The class offers an introduction to logic as a tool for rational inquiry and abstract thinking, and as a foundation of computer science.
Students get exposure to logical languages, learning how to understand, express, and connect concepts in this languages.
Students learn how to build models and proofs of logical formulae in one or more deductive systems, both manually and interactively at the computer.
They acquire the skills to understand, formulate, and assess formal arguments expressed in one or more logics, as well as the preparation to pursue further studies in artificial intelligence and theory of computing.
The language of propositional logic: atoms, connectives, sentences. The language of first-order logic: constant symbols, function symbols, and predicate symbols. Methods of proof, interpretations and models for propositional reasoning. The language of first-order logic: variable symbols, quantifiers, formulas, sentences. Methods of proof, interpretations and models for reasoning with quantifiers. Set theory. Arithmetic. Induction principles. Horn logic. Resolution, Skolemization, and unification. Completeness and incompleteness.

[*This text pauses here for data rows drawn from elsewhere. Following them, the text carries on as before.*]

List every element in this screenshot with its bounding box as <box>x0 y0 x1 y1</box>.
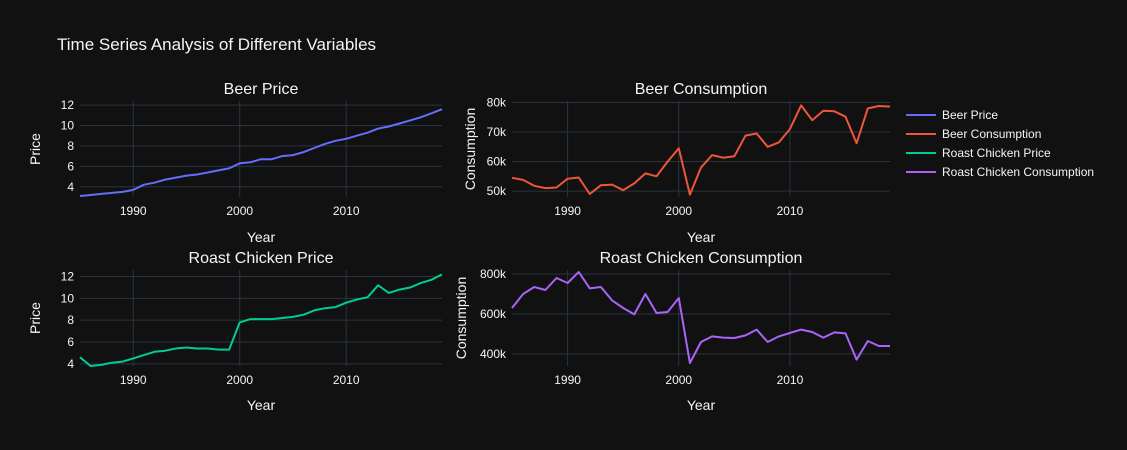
x-tick-label: 2010 <box>777 373 804 387</box>
subplot-title: Beer Price <box>224 81 299 98</box>
y-tick-label: 400k <box>480 347 507 361</box>
subplot-roast-chicken-consumption: 1990 2000 2010 400k 600k 800k Roast Chicken Co… <box>453 250 890 413</box>
x-tick-label: 1990 <box>554 204 581 218</box>
y-tick-label: 50k <box>487 184 507 198</box>
x-axis-label: Year <box>687 397 716 413</box>
y-axis-label: Price <box>27 302 43 334</box>
y-tick-label: 4 <box>67 180 74 194</box>
y-tick-label: 70k <box>487 125 507 139</box>
y-tick-label: 10 <box>61 291 75 305</box>
series-line-beer-consumption[interactable] <box>511 104 891 196</box>
legend-label: Roast Chicken Price <box>942 146 1051 160</box>
y-axis-label: Consumption <box>453 277 469 360</box>
legend-label: Roast Chicken Consumption <box>942 165 1094 179</box>
y-tick-label: 10 <box>61 119 75 133</box>
y-tick-label: 8 <box>67 139 74 153</box>
x-tick-label: 2010 <box>333 373 360 387</box>
subplot-title: Roast Chicken Consumption <box>600 250 803 267</box>
legend[interactable]: Beer Price Beer Consumption Roast Chicken … <box>906 108 1094 179</box>
y-axis-label: Price <box>27 133 43 165</box>
y-tick-label: 6 <box>67 335 74 349</box>
legend-item-beer-consumption[interactable]: Beer Consumption <box>906 127 1041 141</box>
series-line-roast-chicken-price[interactable] <box>79 273 443 367</box>
x-axis-label: Year <box>247 397 276 413</box>
x-tick-label: 2000 <box>226 373 253 387</box>
y-axis-label: Consumption <box>462 108 478 191</box>
x-axis-label: Year <box>687 229 716 245</box>
x-tick-label: 2010 <box>333 204 360 218</box>
y-tick-label: 60k <box>487 155 507 169</box>
y-tick-label: 8 <box>67 313 74 327</box>
x-tick-label: 2000 <box>665 373 692 387</box>
series-line-beer-price[interactable] <box>79 108 443 197</box>
subplot-title: Roast Chicken Price <box>189 250 334 267</box>
x-tick-label: 1990 <box>120 373 147 387</box>
y-tick-label: 12 <box>61 98 75 112</box>
legend-item-beer-price[interactable]: Beer Price <box>906 108 998 122</box>
x-tick-label: 2000 <box>665 204 692 218</box>
legend-item-roast-chicken-consumption[interactable]: Roast Chicken Consumption <box>906 165 1094 179</box>
y-tick-label: 12 <box>61 270 75 284</box>
subplot-title: Beer Consumption <box>635 81 768 98</box>
x-tick-label: 2010 <box>777 204 804 218</box>
y-tick-label: 80k <box>487 95 507 109</box>
x-tick-label: 1990 <box>554 373 581 387</box>
x-axis-label: Year <box>247 229 276 245</box>
x-tick-label: 2000 <box>226 204 253 218</box>
y-tick-label: 4 <box>67 357 74 371</box>
subplot-beer-consumption: 1990 2000 2010 50k 60k 70k 80k Beer Consumption… <box>462 81 891 245</box>
subplot-beer-price: 1990 2000 2010 4 6 8 10 12 Beer Price Year Price <box>27 81 443 245</box>
y-tick-label: 600k <box>480 307 507 321</box>
legend-label: Beer Consumption <box>942 127 1041 141</box>
subplot-roast-chicken-price: 1990 2000 2010 4 6 8 10 12 Roast Chicken Price Ye… <box>27 250 443 413</box>
y-tick-label: 6 <box>67 159 74 173</box>
chart-title: Time Series Analysis of Different Variab… <box>57 35 376 54</box>
y-tick-label: 800k <box>480 267 507 281</box>
series-line-roast-chicken-consumption[interactable] <box>511 271 890 364</box>
x-tick-label: 1990 <box>120 204 147 218</box>
legend-label: Beer Price <box>942 108 998 122</box>
legend-item-roast-chicken-price[interactable]: Roast Chicken Price <box>906 146 1051 160</box>
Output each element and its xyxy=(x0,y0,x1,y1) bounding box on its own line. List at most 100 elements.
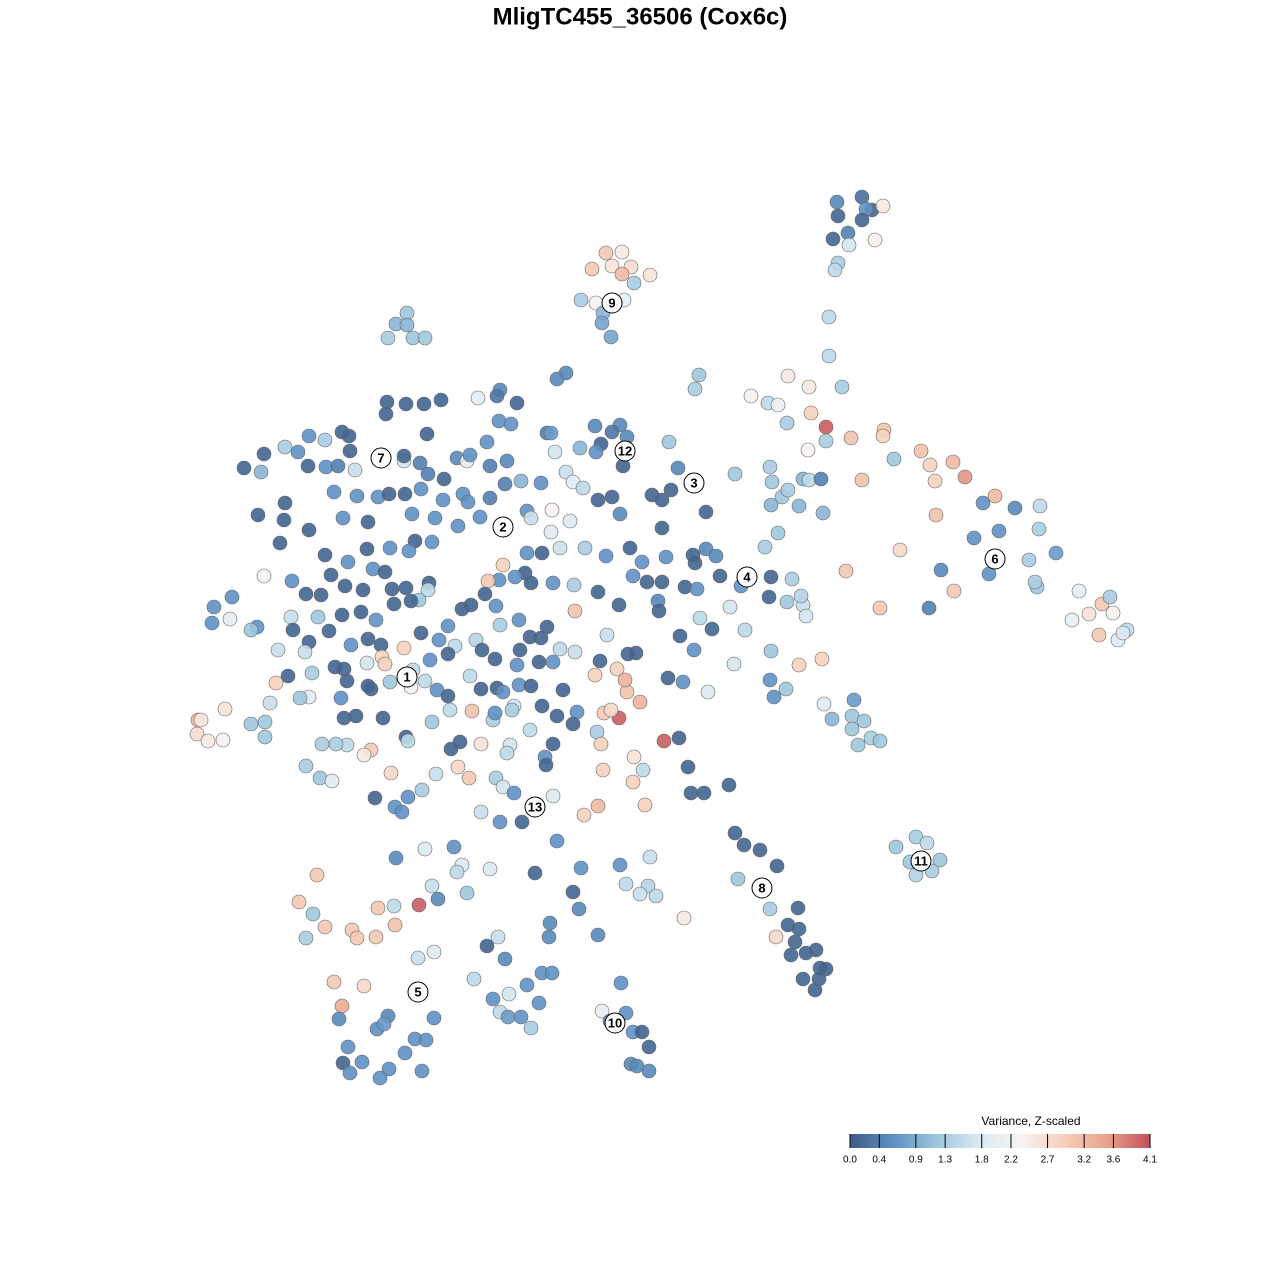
point xyxy=(534,698,550,714)
point xyxy=(497,951,513,967)
point xyxy=(609,661,625,677)
point xyxy=(331,1011,347,1027)
point xyxy=(872,733,888,749)
point xyxy=(641,1063,657,1079)
point xyxy=(473,804,489,820)
point xyxy=(534,545,550,561)
point xyxy=(1031,521,1047,537)
point xyxy=(414,1063,430,1079)
point xyxy=(284,573,300,589)
point xyxy=(808,942,824,958)
point xyxy=(604,258,620,274)
point xyxy=(419,426,435,442)
point xyxy=(354,1054,370,1070)
point xyxy=(676,910,692,926)
point xyxy=(459,885,475,901)
point xyxy=(449,864,465,880)
colorbar-tick-label: 1.3 xyxy=(938,1155,952,1166)
point xyxy=(1091,627,1107,643)
point xyxy=(558,464,574,480)
point xyxy=(642,267,658,283)
point xyxy=(531,654,547,670)
point xyxy=(945,454,961,470)
point xyxy=(818,419,834,435)
point xyxy=(356,747,372,763)
point xyxy=(193,712,209,728)
point xyxy=(473,681,489,697)
point xyxy=(499,453,515,469)
point xyxy=(539,619,555,635)
point xyxy=(417,330,433,346)
point xyxy=(854,472,870,488)
point xyxy=(829,194,845,210)
point xyxy=(708,548,724,564)
point xyxy=(442,702,458,718)
point xyxy=(519,545,535,561)
cluster-label-text: 13 xyxy=(528,799,542,814)
point xyxy=(617,672,633,688)
point xyxy=(892,542,908,558)
point xyxy=(813,471,829,487)
point xyxy=(599,627,615,643)
point xyxy=(340,554,356,570)
point xyxy=(838,563,854,579)
point xyxy=(339,673,355,689)
point xyxy=(440,646,456,662)
point xyxy=(330,458,346,474)
point xyxy=(507,569,523,585)
point xyxy=(417,673,433,689)
point xyxy=(292,690,308,706)
point xyxy=(310,609,326,625)
point xyxy=(588,444,604,460)
point xyxy=(336,661,352,677)
point xyxy=(356,978,372,994)
cluster-badge xyxy=(683,472,705,494)
point xyxy=(966,530,982,546)
point xyxy=(378,406,394,422)
colorbar-tick-label: 3.6 xyxy=(1106,1155,1120,1166)
point xyxy=(372,1070,388,1086)
colorbar-tick-label: 2.2 xyxy=(1004,1155,1018,1166)
point xyxy=(543,425,559,441)
point xyxy=(815,505,831,521)
point xyxy=(763,643,779,659)
point xyxy=(403,593,419,609)
point xyxy=(598,245,614,261)
point xyxy=(730,871,746,887)
point xyxy=(321,623,337,639)
point xyxy=(313,587,329,603)
point xyxy=(397,486,413,502)
point xyxy=(256,446,272,462)
point xyxy=(567,644,583,660)
point xyxy=(384,581,400,597)
point xyxy=(692,610,708,626)
point xyxy=(473,736,489,752)
point xyxy=(872,600,888,616)
cluster-label: 5 xyxy=(407,981,429,1003)
point xyxy=(519,977,535,993)
point xyxy=(752,842,768,858)
point xyxy=(927,473,943,489)
point xyxy=(317,919,333,935)
point xyxy=(769,858,785,874)
point xyxy=(328,736,344,752)
point xyxy=(801,379,817,395)
point xyxy=(489,388,505,404)
point xyxy=(533,475,549,491)
point xyxy=(413,481,429,497)
point xyxy=(1105,605,1121,621)
point xyxy=(544,502,560,518)
point xyxy=(672,628,688,644)
point xyxy=(791,921,807,937)
point xyxy=(545,736,561,752)
point xyxy=(342,1065,358,1081)
point xyxy=(511,612,527,628)
point xyxy=(632,694,648,710)
point xyxy=(761,589,777,605)
point xyxy=(987,488,1003,504)
point xyxy=(492,814,508,830)
point xyxy=(867,232,883,248)
point xyxy=(291,894,307,910)
point xyxy=(545,654,561,670)
cluster-label-text: 11 xyxy=(914,853,928,868)
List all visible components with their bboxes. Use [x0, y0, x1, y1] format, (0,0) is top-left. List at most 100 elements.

|Dave Barker-Plummer & Jon Barwise & John Etchemendy||Language, Proof and Logic (Edizione 2)||CSLI Publications||2011||978-1-57586-632-1|
First round: the grade is given by 25% C1 + 25% C2 + 50% P, where C1 is the midterm exam, C2 is the final exam, and P is the average of the grades in the homeworks.
Later rounds: the grade is given by 100% E, where E is a written exam, as hard as midterm, final, and homeworks combined.
Attending all classes is crucial, however attendance or lack thereof does not determine different exam rules.
All grades will be registered; it is possible to withdraw by informing the instructor.